Now some, not Eli to be sure, have wondered about the Telegraph. Today we need not wonder any more. Peter Oborne the chief political commentator of the Telegraph has resigned, (yeah yeah not Osborne) and pulled back the curtain from that corner of oz. Although as he writes, things have always been a bit off at the Telegraph, they have become downright suspicious ever since the paper was bought by the Barclay Brothers.
Well, think the Koch brothers, but with less of a sense of shame and more of entitlement.
Oborne details many stories where the commercial interests of the papers advertisers determined what did or did not appear in the paper. The recent treatment of HSBCs troubles with the tax authorities in several countries but particularly the UK and Switzerland was the last straw but
The reporting of HSBC is part of a wider problem. On 10 May last year the Telegraph ran a long feature on Cunard’s Queen Mary II liner on the news review page. This episode looked to many like a plug for an advertiser on a page normally dedicated to serious news analysis. I again checked and certainly Telegraph competitors did not view Cunard’s liner as a major news story. Cunard is an important Telegraph advertiser.Oborne continues and Eli ends
The paper’s comment on last year’s protests in Hong Kong was bizarre. One would have expected the Telegraph of all papers to have taken a keen interest and adopted a robust position. Yet (in sharp contrast to competitors like the Times), I could not find a single leader on the subject.

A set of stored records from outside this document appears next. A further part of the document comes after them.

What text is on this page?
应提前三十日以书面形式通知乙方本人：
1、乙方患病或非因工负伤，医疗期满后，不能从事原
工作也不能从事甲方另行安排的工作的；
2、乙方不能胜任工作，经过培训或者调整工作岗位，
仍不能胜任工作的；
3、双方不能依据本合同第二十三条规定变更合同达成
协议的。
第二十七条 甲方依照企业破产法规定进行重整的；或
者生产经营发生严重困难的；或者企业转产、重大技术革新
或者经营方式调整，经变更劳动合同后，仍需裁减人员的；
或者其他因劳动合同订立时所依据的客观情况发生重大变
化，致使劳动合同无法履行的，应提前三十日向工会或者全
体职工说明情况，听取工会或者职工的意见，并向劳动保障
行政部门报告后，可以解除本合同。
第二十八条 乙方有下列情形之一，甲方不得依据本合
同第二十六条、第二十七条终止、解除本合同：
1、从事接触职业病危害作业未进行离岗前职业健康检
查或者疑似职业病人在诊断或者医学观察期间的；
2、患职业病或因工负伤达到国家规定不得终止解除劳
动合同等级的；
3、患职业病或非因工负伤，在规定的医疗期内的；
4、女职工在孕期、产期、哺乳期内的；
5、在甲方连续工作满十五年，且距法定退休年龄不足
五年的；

At the start of December the Financial Times, the Times and the Guardian all wrote powerful leaders on the refusal by the Chinese government to allow a committee of British MPs into Hong Kong. The Telegraph remained silent. I can think of few subjects which anger and concern Telegraph readers more.
On 15 September the Telegraph published a commentary by the Chinese ambassador, just before the lucrative China Watch supplement. The headline of the ambassador’s article was beyond parody: ‘Let’s not allow Hong Kong to come between us’. On 17 September there was a four-page fashion pull-out in the middle of the news run, granted more coverage than the Scottish referendum. The Tesco false accounting story on 23 September was covered only in the business section. By contrast it was the splash, inside spread and leader in the Mail. Not that the Telegraph is short of Tesco coverage. Tesco pledging £10m to fight cancer, an inside peak at Tesco’s £35m jet and ‘Meet the cat that has lived in Tesco for 4 years’ were all deemed newsworthy.
I duly went to see the chief executive in mid-December. He was civil, served me tea and asked me to take off my jacket. He said that I was a valued writer, and said that he wanted me to stay.
I expressed all of my concerns about the direction of the paper. I told him that I was not leaving to join another paper. I was resigning as a matter of conscience. Mr MacLennan agreed that advertising was allowed to affect editorial, but was unapologetic, saying that “it was not as bad as all that” and adding that there was a long history of this sort of thing at the Telegraph. (emphasis added)
I have since consulted Charles Moore, the last editor of the Telegraph before the Barclays bought the paper in 2004. Mr Moore confessed that the published accounts of Hollinger Inc, then the holding company for the Telegraph, did not receive the scrutiny they deserved. But no newspaper in history has ever given an unfavourable gloss on its owner’s accounts. Beyond that, Mr Moore told me, there had been no advertising influence on the paper’s news coverage.There are bridges to be sold in Brooklyn, and evidently buyers.